O presidente interino Michel Temer também sinalizou cortes no orçamento do programa Bolsa Atleta, o que repercutiu negativamente dentro de seu próprio gabinete, e tentou ser abafado pelo secretário provisório de Alto Rendimento do Ministério do Esporte, Luís Lima, que afirmou que o programa “deve” ser mantido.

Para Pedro Henrique Vieira, da seleção brasileira de basquete em cadeira de rodas, a perspectiva de perder o incentivo do Estado preocupa muito os atletas paralímpicos.

“Se esse benefício for suspenso, perderemos muitos atletas, e o esporte transforma a vida de pessoas com deficiência.

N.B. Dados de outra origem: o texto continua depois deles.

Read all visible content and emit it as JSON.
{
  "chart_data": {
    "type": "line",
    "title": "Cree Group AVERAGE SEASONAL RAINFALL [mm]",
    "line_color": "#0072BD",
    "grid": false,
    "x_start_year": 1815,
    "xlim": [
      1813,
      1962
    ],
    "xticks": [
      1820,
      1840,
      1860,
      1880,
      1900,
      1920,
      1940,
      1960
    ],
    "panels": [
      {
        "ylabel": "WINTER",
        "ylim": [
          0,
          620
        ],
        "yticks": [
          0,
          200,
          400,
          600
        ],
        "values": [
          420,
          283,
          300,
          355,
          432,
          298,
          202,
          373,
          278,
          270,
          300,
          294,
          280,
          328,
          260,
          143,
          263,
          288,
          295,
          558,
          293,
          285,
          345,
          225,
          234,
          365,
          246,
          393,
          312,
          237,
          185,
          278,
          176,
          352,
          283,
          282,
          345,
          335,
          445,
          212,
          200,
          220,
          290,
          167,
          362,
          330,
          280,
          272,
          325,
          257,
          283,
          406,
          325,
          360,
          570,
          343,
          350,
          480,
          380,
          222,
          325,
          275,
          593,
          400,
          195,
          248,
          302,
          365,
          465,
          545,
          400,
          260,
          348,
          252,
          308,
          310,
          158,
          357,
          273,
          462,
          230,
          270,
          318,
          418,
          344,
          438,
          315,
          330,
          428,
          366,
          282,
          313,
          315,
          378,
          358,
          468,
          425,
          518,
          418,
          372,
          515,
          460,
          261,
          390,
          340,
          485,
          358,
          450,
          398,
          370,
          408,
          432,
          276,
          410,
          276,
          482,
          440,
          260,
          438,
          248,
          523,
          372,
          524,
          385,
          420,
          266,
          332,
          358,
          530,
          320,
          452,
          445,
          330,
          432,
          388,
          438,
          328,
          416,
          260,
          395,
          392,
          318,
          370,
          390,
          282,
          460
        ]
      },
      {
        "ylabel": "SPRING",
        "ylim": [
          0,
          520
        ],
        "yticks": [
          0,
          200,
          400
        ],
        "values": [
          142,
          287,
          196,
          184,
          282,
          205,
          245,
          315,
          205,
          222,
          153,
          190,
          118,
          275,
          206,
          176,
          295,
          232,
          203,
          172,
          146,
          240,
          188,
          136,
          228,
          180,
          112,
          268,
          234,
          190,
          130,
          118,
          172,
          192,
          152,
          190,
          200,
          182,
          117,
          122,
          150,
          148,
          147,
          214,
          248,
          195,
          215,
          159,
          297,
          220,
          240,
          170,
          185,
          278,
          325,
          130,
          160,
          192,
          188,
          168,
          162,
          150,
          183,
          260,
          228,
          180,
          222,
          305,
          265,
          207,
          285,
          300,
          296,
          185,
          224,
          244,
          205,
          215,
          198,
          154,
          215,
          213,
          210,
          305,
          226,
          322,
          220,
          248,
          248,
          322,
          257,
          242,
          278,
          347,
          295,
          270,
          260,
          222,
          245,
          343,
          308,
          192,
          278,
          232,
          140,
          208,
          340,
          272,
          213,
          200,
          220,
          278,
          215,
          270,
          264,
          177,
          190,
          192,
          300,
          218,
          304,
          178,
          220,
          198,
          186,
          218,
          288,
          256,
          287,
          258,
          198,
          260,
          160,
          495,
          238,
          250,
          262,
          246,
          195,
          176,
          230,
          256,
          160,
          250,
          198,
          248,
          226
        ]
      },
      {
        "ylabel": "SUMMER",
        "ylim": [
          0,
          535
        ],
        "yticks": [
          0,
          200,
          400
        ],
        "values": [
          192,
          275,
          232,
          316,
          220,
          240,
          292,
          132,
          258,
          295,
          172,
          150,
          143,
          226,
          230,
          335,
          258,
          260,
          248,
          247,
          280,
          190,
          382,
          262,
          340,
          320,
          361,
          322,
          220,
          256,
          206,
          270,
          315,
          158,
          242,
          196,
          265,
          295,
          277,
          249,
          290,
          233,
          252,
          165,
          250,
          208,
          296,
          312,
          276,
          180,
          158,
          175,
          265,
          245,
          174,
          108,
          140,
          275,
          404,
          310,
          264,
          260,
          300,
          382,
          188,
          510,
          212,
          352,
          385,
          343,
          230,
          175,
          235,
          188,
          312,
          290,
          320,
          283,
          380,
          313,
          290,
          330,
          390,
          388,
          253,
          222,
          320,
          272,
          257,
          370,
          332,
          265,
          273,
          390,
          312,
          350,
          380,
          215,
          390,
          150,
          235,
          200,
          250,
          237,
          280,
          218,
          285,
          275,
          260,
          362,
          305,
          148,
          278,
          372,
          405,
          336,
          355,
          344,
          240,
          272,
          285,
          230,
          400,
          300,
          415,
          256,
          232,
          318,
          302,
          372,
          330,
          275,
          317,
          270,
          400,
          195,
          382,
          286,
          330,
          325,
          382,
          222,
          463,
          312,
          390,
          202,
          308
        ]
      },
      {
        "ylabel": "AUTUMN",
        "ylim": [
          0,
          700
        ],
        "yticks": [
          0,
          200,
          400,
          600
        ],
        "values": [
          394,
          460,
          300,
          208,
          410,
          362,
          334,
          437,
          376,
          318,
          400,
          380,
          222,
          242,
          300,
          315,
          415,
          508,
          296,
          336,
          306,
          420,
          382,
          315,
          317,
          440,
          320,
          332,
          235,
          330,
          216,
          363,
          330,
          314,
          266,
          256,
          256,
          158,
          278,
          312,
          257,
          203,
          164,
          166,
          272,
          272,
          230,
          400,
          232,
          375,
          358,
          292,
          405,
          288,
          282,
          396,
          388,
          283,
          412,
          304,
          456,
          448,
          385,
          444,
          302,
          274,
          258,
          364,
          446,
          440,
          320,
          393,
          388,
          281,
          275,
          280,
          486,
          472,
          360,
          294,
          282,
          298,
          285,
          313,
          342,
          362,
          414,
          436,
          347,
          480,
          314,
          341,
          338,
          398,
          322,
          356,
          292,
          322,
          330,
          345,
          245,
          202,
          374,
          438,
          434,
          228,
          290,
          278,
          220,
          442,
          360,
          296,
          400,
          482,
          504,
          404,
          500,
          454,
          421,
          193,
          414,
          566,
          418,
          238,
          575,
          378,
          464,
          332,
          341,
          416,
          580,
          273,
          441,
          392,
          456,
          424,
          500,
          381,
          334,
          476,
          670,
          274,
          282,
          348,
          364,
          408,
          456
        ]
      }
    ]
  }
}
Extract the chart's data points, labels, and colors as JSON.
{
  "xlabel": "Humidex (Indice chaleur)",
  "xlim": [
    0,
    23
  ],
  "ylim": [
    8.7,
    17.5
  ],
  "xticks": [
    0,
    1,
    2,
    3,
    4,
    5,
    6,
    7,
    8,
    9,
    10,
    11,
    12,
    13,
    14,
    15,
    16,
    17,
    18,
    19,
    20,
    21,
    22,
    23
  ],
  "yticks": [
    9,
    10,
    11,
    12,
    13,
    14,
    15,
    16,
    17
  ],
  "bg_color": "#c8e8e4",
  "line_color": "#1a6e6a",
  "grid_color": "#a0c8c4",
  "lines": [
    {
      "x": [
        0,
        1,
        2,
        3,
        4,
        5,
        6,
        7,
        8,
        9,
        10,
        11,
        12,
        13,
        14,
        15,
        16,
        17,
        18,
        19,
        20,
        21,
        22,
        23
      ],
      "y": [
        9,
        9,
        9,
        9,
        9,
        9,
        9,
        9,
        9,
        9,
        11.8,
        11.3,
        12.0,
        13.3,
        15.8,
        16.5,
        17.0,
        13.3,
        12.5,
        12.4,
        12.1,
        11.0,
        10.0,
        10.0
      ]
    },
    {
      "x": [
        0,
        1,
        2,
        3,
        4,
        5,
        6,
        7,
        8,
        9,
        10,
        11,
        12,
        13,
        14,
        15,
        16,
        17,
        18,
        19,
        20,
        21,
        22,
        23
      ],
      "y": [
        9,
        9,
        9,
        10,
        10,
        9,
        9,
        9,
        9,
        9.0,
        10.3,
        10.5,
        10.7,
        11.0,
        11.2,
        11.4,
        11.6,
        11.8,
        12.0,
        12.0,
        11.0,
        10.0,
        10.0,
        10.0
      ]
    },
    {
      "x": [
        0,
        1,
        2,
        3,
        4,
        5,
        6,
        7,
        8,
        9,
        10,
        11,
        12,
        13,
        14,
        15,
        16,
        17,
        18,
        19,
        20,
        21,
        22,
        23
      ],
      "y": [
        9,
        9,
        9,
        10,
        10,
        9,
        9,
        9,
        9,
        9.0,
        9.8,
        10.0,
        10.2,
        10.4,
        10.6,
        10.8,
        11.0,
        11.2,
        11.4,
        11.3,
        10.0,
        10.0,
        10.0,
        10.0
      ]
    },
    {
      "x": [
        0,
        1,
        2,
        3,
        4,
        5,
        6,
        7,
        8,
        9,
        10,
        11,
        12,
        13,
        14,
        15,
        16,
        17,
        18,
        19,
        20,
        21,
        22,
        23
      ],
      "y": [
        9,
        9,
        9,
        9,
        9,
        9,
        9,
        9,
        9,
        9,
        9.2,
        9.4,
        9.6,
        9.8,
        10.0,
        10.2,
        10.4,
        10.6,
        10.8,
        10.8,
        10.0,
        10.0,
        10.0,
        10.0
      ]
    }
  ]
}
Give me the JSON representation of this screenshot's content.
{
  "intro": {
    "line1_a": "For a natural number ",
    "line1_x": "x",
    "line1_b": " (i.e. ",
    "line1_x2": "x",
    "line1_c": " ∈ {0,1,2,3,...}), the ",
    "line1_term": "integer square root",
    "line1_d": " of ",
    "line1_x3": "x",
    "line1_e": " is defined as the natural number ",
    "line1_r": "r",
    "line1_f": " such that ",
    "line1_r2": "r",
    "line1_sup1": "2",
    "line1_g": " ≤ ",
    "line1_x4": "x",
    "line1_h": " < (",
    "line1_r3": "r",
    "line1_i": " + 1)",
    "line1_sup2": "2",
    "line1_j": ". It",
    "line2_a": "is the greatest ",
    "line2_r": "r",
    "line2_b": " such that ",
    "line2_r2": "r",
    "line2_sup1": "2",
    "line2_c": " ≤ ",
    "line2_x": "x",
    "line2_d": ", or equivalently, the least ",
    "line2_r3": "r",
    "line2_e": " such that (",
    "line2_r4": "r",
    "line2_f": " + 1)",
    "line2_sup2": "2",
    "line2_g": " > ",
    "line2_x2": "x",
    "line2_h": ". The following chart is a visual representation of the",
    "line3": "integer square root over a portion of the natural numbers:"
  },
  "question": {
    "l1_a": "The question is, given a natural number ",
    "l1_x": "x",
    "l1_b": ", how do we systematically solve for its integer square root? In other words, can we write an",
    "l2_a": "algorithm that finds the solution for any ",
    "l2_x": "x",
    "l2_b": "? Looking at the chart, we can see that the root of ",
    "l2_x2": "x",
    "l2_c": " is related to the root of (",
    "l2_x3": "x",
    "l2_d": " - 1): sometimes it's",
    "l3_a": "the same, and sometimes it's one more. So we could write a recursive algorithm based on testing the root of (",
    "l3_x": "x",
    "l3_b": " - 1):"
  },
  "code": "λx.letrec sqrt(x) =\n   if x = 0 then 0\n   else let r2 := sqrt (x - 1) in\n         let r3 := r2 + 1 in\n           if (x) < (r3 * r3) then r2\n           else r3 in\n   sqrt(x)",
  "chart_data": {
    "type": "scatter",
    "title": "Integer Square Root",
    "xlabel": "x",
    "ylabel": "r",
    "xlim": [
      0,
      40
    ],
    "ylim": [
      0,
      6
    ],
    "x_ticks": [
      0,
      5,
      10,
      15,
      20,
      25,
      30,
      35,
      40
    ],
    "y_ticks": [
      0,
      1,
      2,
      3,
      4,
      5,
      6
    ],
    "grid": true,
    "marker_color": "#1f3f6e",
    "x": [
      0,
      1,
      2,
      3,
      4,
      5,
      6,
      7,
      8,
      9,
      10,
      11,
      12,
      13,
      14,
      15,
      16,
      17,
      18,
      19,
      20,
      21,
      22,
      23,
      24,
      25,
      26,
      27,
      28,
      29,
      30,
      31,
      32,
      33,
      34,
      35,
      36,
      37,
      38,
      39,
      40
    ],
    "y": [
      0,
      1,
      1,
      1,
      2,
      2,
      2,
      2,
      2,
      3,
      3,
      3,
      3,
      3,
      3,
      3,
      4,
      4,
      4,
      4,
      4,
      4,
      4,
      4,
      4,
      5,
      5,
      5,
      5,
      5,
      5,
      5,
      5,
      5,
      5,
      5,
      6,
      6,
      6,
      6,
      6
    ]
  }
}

Já não temos muitos incentivos e patrocinadores. Com a falta do Bolsa-Atleta, haveria uma perda muito grande para o esporte e social dos deficientes do nosso país”, afirmou.

Essa será a primeira Paralimpíada de Pedro, que começou a treinar basquete em cadeiras de rodas em 2003, através da ADD, e se tornou profissional na modalidade em 2009. Participou do Parapanamericano Juvenil em 2013, quando a seleção obteve o ouro.

“Desde que conheci o esporte, meu sonho sempre foi defender o país em alguma competição. Acredito que o maior desafio de um atleta paralímpico é a superação, pois a cada dia temos dificuldades, alguns por falta de patrocínio e falta de locais de treinamento adaptados, alguns por contusões. Muitas vezes não temos o reconhecimento e a divulgação necessária na mídia e, mesmo com todos esses e outros obstáculos, continuamos treinando forte para defender o país”, confessou.

Quanto à baixa venda de ingressos, Pedro acredita que se deve principalmente à pouca atenção que a mídia tem dado ao evento. “Muitas emissoras de televisão, assim que terminaram as Olimpíadas Rio 2016, disseram: ‘que venha Tóquio 2020’. Na minha opinião, deveriam ressaltar que ainda haverá jogos e muita emoção nas Paralimpíadas. Acredito que essa Paralimpíada será incrível. Estou bastante motivado, e por ser no Rio de Janeiro, a vontade de conquistarmos bons resultados para nossos torcedores é maior ainda”, concluiu o atleta.

O valor dos ingressos das Paralimpíadas varia de R$ 10 a R$ 130. São 23 esportes em competição, incluindo as estreias de canoagem e triatlo, e mais de 300 sessões esportivas. Os ingressos podem ser comprados no site do evento.